I peeked out the shades and saw a white jeep driving south on my street, the driver side door partially ajar and being shut. Boyfriend and I looked at each other wordlessly, then shut the lights off to get a better look at the darkened street. A brief discussion as to whether we heard gunshots or firecrackers, the more typical culprit of loud bangs we hear, and he decided to go downstairs.

So he threw his shoes on and went downstairs to make sure that there was no one laying there bleeding on the sidewalk. He also did a "casing of the perimeter." You know, to look for shell cases. Evidence. I know we are both lawyers (in civil practice) but hey, we know things. And shell casings are left behind. Right?

Within five minutes, two cop cars went peeling down my street. Then another police SUV drove the wrong way down my street. One of the cop cars paused and asked a guy walking to his car, "Are you alright?" He just nodded.

We were kind of shook up after this happened. I sort of burned the popcorn, and we didn't resume our Lost-watching for a bit. Of course, the discussion continued on as to whether they were actually gunshots we heard.

We recovered no evidence in our search. That should be very highly significant given that we are excellent "evidence-finders." Jury is still out. But I am relatively certain that gunshots rang out. Right in front of my building. I would be lying if I said that it didn't creep me out. That being said, I feel like I got a bit of street cred now. Right?

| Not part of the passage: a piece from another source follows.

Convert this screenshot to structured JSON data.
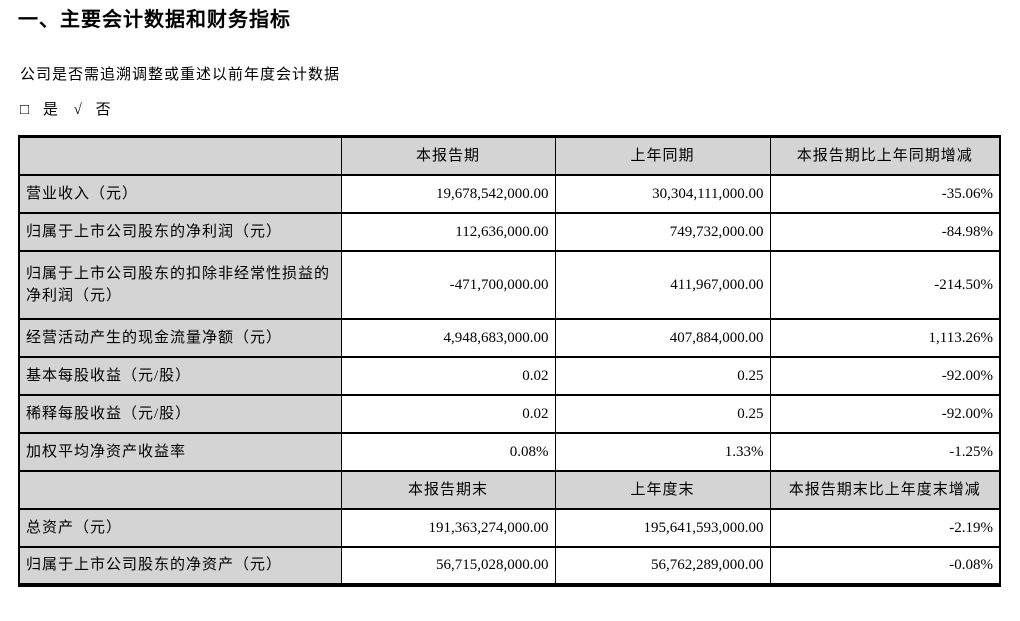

My guess is jury is still out on that one too.

Sunday, January 3, 2010

Embarking on a new decade

A childhood friend asked me recently, "What sorts of things do you want to do this year, our last year of our 20s, to make it memorable?" To be honest, the question took me aback. Not the fact that she asked me this question, which is, admittedly, a fair question, but the fact that I just had no real answer for her.

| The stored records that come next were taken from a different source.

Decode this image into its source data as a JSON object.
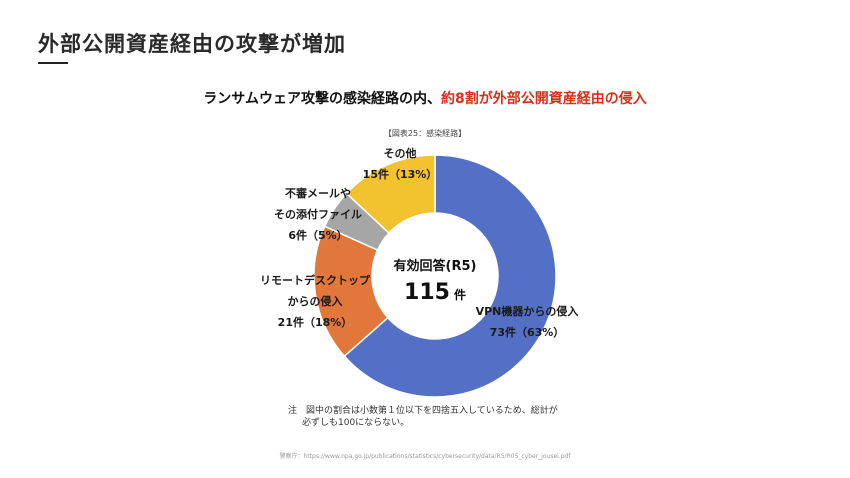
{
  "header": {
    "title": "外部公開資産経由の攻撃が増加"
  },
  "subtitle": {
    "lead": "ランサムウェア攻撃の感染経路の内、",
    "highlight": "約8割が外部公開資産経由の侵入"
  },
  "figure_title": "【図表25：感染経路】",
  "center": {
    "label": "有効回答(R5)",
    "total": "115",
    "unit": "件"
  },
  "labels": {
    "vpn": {
      "line1": "VPN機器からの侵入",
      "line2": "73件（63%）"
    },
    "rdp": {
      "line1": "リモートデスクトップ",
      "line2": "からの侵入",
      "line3": "21件（18%）"
    },
    "mail": {
      "line1": "不審メールや",
      "line2": "その添付ファイル",
      "line3": "6件（5%）"
    },
    "other": {
      "line1": "その他",
      "line2": "15件（13%）"
    }
  },
  "note": {
    "line1": "注　図中の割合は小数第１位以下を四捨五入しているため、総計が",
    "line2": "必ずしも100にならない。"
  },
  "source": "警察庁：https://www.npa.go.jp/publications/statistics/cybersecurity/data/R5/R05_cyber_jousei.pdf",
  "chart_data": {
    "type": "pie",
    "donut": true,
    "title": "【図表25：感染経路】",
    "total": 115,
    "slices": [
      {
        "name": "VPN機器からの侵入",
        "value": 73,
        "percent": 63,
        "color": "#5470c6"
      },
      {
        "name": "リモートデスクトップからの侵入",
        "value": 21,
        "percent": 18,
        "color": "#e2773c"
      },
      {
        "name": "不審メールやその添付ファイル",
        "value": 6,
        "percent": 5,
        "color": "#a6a6a6"
      },
      {
        "name": "その他",
        "value": 15,
        "percent": 13,
        "color": "#f3c22f"
      }
    ]
  }
}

So here I go. What sorts of things can I do to make this year memorable in my last ten or so months of being in my twenties?

Five years ago, had someone asked me, "What do you want to accomplish by the time you're thirty?" I would have answered: Own my own condo. Be married.

I chuckle now at those goals. A mixture of naivety and lack of awareness, they were honest answers at the time, and goals that I believed I could fulfill. Unfortunately, there were certain conditions precedent that did not occur. I did not get a high-paying job right out of law school. Oh, and those loans to go to law school? I quickly discovered that I really did have to pay them back. And the marriage thing? Got that one wrong too. Turns out you should date someone that you really can imagine making you happy "'til death do us part."

It is not surprising that shortly after graduating law school, I quit making new years resolutions. Given my sad state of affairs on my "before thirty goals," I just was tired of feeling like a failure. Of course, I still look at the new year and hope that I will lose ten pounds (actually, more like twenty pounds this year). I still hope that I will budget better and save more money. However, those five or so years since I graduated law school, I have wised up. Resolutions aren't the way to go. Self-awareness is where it's at.

Therefore, it is on the third of January (and the eve of starting a new job) that I take stock at where I am in my life. I have made what I believe to be a terrific career move in quitting my private practice career and moving into the government sector. I am dating someone who makes me laugh and feel beautiful on a daily basis. I have family that might be far away, but I know they are always there when I need them. I have friends that truly are out-of-this-world fabulous.

So, in looking at 2010, the year I turn thirty, I vow to accomplish this: Be grateful every day for my life and know that no matter what life throws at me, I will learn something, and use it to be a better person.

And maybe lose ten pounds before the big 3-0 strikes. Hey, I'm only human.